Leek Canal Terminus
Having watched the weather forecasts over the last couple of days get worse Mick decided to not risk getting a bus over to Tim Tylers today, there was a chance that by the time he was on his way back that the buses might have been grounded due to the wind. We also wanted to be around should anything happen, not that we’d have been able to do much with a bread knife!
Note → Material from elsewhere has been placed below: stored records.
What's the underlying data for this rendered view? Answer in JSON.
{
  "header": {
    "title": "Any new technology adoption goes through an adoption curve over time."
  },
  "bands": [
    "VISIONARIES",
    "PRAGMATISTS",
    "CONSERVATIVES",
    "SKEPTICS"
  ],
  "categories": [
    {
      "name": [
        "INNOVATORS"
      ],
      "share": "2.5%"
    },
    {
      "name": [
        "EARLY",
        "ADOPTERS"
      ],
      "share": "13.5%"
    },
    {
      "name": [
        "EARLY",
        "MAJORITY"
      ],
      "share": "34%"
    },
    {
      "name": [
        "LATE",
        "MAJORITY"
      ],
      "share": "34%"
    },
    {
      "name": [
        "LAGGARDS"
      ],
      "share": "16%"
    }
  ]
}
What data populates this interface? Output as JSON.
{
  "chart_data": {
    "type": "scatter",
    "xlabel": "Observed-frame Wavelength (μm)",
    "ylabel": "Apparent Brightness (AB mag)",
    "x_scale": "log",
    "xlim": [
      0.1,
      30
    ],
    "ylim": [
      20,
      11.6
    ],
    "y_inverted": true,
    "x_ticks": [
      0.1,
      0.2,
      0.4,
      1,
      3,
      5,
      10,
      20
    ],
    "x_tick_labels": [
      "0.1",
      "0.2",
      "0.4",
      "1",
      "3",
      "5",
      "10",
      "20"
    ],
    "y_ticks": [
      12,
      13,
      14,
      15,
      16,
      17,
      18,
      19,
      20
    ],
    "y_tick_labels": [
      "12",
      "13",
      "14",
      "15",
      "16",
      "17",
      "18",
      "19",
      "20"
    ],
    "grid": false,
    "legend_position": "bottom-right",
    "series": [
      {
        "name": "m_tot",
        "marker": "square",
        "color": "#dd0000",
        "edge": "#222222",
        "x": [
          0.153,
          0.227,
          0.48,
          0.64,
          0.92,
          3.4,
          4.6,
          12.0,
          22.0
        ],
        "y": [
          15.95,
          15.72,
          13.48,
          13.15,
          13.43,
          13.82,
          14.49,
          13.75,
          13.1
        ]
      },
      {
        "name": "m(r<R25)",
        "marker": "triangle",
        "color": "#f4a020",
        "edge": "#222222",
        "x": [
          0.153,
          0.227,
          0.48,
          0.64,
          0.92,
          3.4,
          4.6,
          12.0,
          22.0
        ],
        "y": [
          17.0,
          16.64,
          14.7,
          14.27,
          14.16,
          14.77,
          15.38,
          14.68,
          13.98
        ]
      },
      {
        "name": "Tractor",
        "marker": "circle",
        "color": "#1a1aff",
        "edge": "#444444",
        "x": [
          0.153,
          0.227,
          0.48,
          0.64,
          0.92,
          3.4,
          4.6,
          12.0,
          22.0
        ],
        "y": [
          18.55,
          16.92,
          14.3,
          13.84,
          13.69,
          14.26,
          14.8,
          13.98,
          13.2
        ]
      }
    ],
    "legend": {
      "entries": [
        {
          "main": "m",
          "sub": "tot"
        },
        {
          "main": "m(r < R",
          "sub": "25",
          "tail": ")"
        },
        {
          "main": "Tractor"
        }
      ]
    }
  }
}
As the wind blustered around us we pottered the morning away, a couple more boats arrived, winded and then found themselves moorings one behind us the other at the front. Mick made sure that things that couldn’t be tied down were removed from the roof and brought into the pram cover. We even wondered whether it would be best to take down and remove the pram cover and frame, but decided to make sure it was fully closed with all poppers firmly done up.
Gradually the morning turned red. Smoke and dust had been whipped up by Hurricane Ophelia and was having an effect on the sun. All very eerie and other worldly, just as it would be before an eclipse. But today it went on for far longer, hours.
Tilly had been allowed out first thing but probably because of the wind she came back after a short while. Huffy Fuffy blowing up your bum! No good that!! So we then had to spend the rest of the day with her shouting at the doors to be let out, by now the wind was getting stronger and we didn’t want her to be blown away, but you try explaining that to a cat who obviously had unfinished business to attend to.
I walked up to Morrisons for a few bits and thought that the wind wasn’t so bad, I’ve certainly known it worse in Scarborough. A couple of hire boats had appeared and winded (most probably helped by the wind direction today) and then disappeared heading straight back into the wind. We wondered how many boats had taken refuge on the other side of the tunnel, so went for a walk. Much to our surprise there were no boats there. The sun had now returned to it’s normal colour and the skies were blue, so we decided to walk along the hill to do a circle back to the boat.
From above the tunnel there were great views across the valleys and all those trees. Our route brought us to the road into Leek, from there we followed the feeder channel back to the end of the canal. Quite windy, but nothing extreme. We settled down for the rest of the afternoon and evening. We found that the volume on the TV gradually had to be turned up, then running the engine helped to block out the now howling gale outside. Suspect nobody would have noticed should we have left it running past 8pm. Mick every now and then went into the pram cover with a torch to check that all was okay. The plank and poles vibrated on their rack for much of the evening despite being tied down. Thank goodness we’d found a good silted up bit of canal to sit out the storm in. Not quite into the side and on a soft bottom Oleanna sat quite happily, not able to bump the armco and no fenders were needed. All we got was the occasional rocking as the cabin side tilted in the gusts.
0 locks, 0 miles, 1 red sun, 1 eerie day, 6 apples, 5 bananas, 4 toilet rolls, 1 bum needing protection, 1 shouting cat, 1 ghost train, 1 diddy feeder, 2 portions Lasagne, 3 glasses each, 7th bag completed, 6/7 hours of major wind.